Configuration Recommended PSU Wattage
RTX 4070 Ti Super + Ryzen 7 Corsair RM850x 850W
RTX 4080 Super + Ryzen 9 Corsair RM1000x 1000W
RTX 4090 + Ryzen 9 Corsair HX1200 1200W
Future dual GPU Corsair HX1500i 1500W+

Recommended Purchasing Channels in India

Significant price variation exists between Indian retailers. EliteHubs consistently offers the best GPU and motherboard prices—RTX 4090 at ₹148,945 versus ₹255,000+ on Amazon India. For specific components:

Best Retailers:
  • GPUs: EliteHubs, Computech Store
  • CPUs: Computech Store, Shivam IT
  • Motherboards/RAM: EliteHubs, MD Computers
  • Storage/PSU: Vedant Computers, PC Studio, PrimeABGB
AVOID: Amazon and Flipkart for GPUs—prices often run 30-80% higher than specialty retailers.

Practical Path Forward

For strict INR 200,000 adherence: Option A delivers a capable POC workstation for medical imaging and models up to 20B parameters. It cannot run 120B models—no consumer hardware within this budget can.

For serious LLM development: Stretch to Option C with the RTX 4090. The ₹80,000+ budget increase purchases 8GB additional VRAM, 50% higher memory bandwidth, and 55% faster inference—differences that fundamentally change what models are practical to run.

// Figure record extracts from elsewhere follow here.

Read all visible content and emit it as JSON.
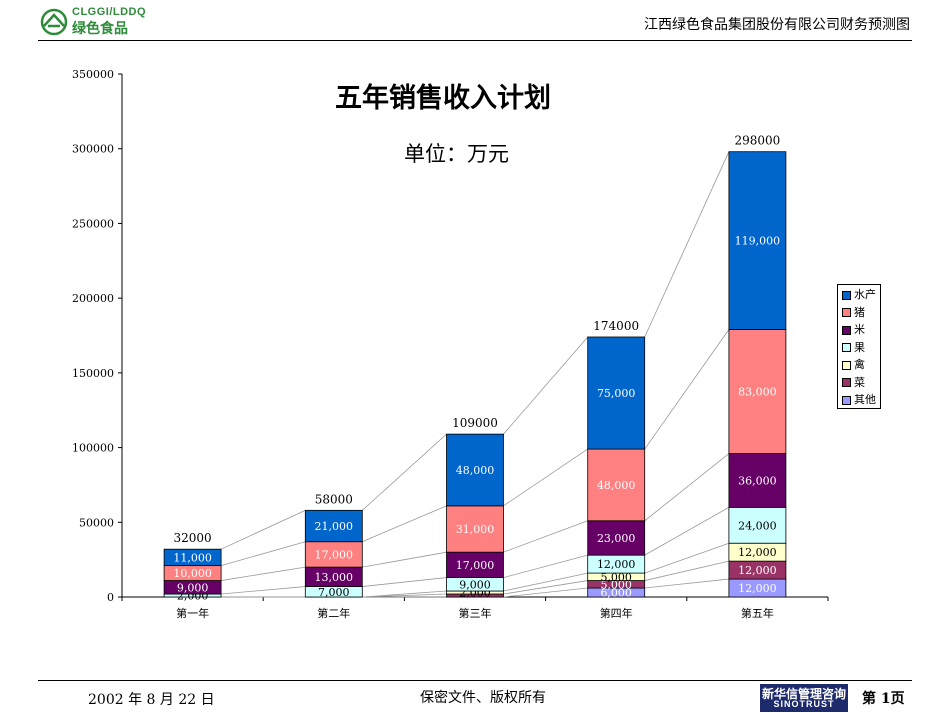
{
  "header": {
    "logo_text_en": "CLGGI/LDDQ",
    "logo_text_cn": "绿色食品",
    "company": "江西绿色食品集团股份有限公司财务预测图"
  },
  "footer": {
    "date": "2002 年 8 月 22 日",
    "confidential": "保密文件、版权所有",
    "consultant_cn": "新华信管理咨询",
    "consultant_en": "SINOTRUST",
    "page": "第 1页"
  },
  "chart_data": {
    "type": "bar",
    "stacked": true,
    "title": "五年销售收入计划",
    "subtitle": "单位：万元",
    "categories": [
      "第一年",
      "第二年",
      "第三年",
      "第四年",
      "第五年"
    ],
    "ylim": [
      0,
      350000
    ],
    "yticks": [
      "0",
      "50000",
      "100000",
      "150000",
      "200000",
      "250000",
      "300000",
      "350000"
    ],
    "totals": [
      "32000",
      "58000",
      "109000",
      "174000",
      "298000"
    ],
    "total_values": [
      32000,
      58000,
      109000,
      174000,
      298000
    ],
    "legend_position": "right",
    "series": [
      {
        "name": "其他",
        "color": "#9999ff",
        "values": [
          0,
          0,
          0,
          6000,
          12000
        ],
        "labels": [
          "",
          "",
          "",
          "6,000",
          "12,000"
        ]
      },
      {
        "name": "菜",
        "color": "#993366",
        "values": [
          0,
          0,
          2000,
          5000,
          12000
        ],
        "labels": [
          "",
          "",
          "",
          "5,000",
          "12,000"
        ]
      },
      {
        "name": "禽",
        "color": "#ffffcc",
        "values": [
          0,
          0,
          2000,
          5000,
          12000
        ],
        "labels": [
          "",
          "",
          "2,000",
          "5,000",
          "12,000"
        ]
      },
      {
        "name": "果",
        "color": "#ccffff",
        "values": [
          2000,
          7000,
          9000,
          12000,
          24000
        ],
        "labels": [
          "2,000",
          "7,000",
          "9,000",
          "12,000",
          "24,000"
        ]
      },
      {
        "name": "米",
        "color": "#660066",
        "values": [
          9000,
          13000,
          17000,
          23000,
          36000
        ],
        "labels": [
          "9,000",
          "13,000",
          "17,000",
          "23,000",
          "36,000"
        ]
      },
      {
        "name": "猪",
        "color": "#ff8080",
        "values": [
          10000,
          17000,
          31000,
          48000,
          83000
        ],
        "labels": [
          "10,000",
          "17,000",
          "31,000",
          "48,000",
          "83,000"
        ]
      },
      {
        "name": "水产",
        "color": "#0066cc",
        "values": [
          11000,
          21000,
          48000,
          75000,
          119000
        ],
        "labels": [
          "11,000",
          "21,000",
          "48,000",
          "75,000",
          "119,000"
        ]
      }
    ]
  }
}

The expandability to dual GPUs creates a viable path toward 70B models.

For 120B models specifically: The honest answer is that consumer hardware is insufficient. Options include: (1) using quantized 70B models as a proxy during POC development, (2) hybrid inference with partial CPU offloading accepting 1-2 tokens/sec speeds, (3) cloud API access for 120B+ inference, or (4) substantially larger budget for used datacenter GPUs (2× A100 80GB at ₹800,000+).

The recommended path is Option C with the RTX 4090, acknowledging budget overrun, combined with cloud API usage for 120B model validation during POC. This balances local development capability, expandability, and practical access to larger models when required.

Configuration pricing current as of December 2024. Indian market prices fluctuate; verify current rates before purchase. Performance benchmarks derived from community testing on similar hardware configurations.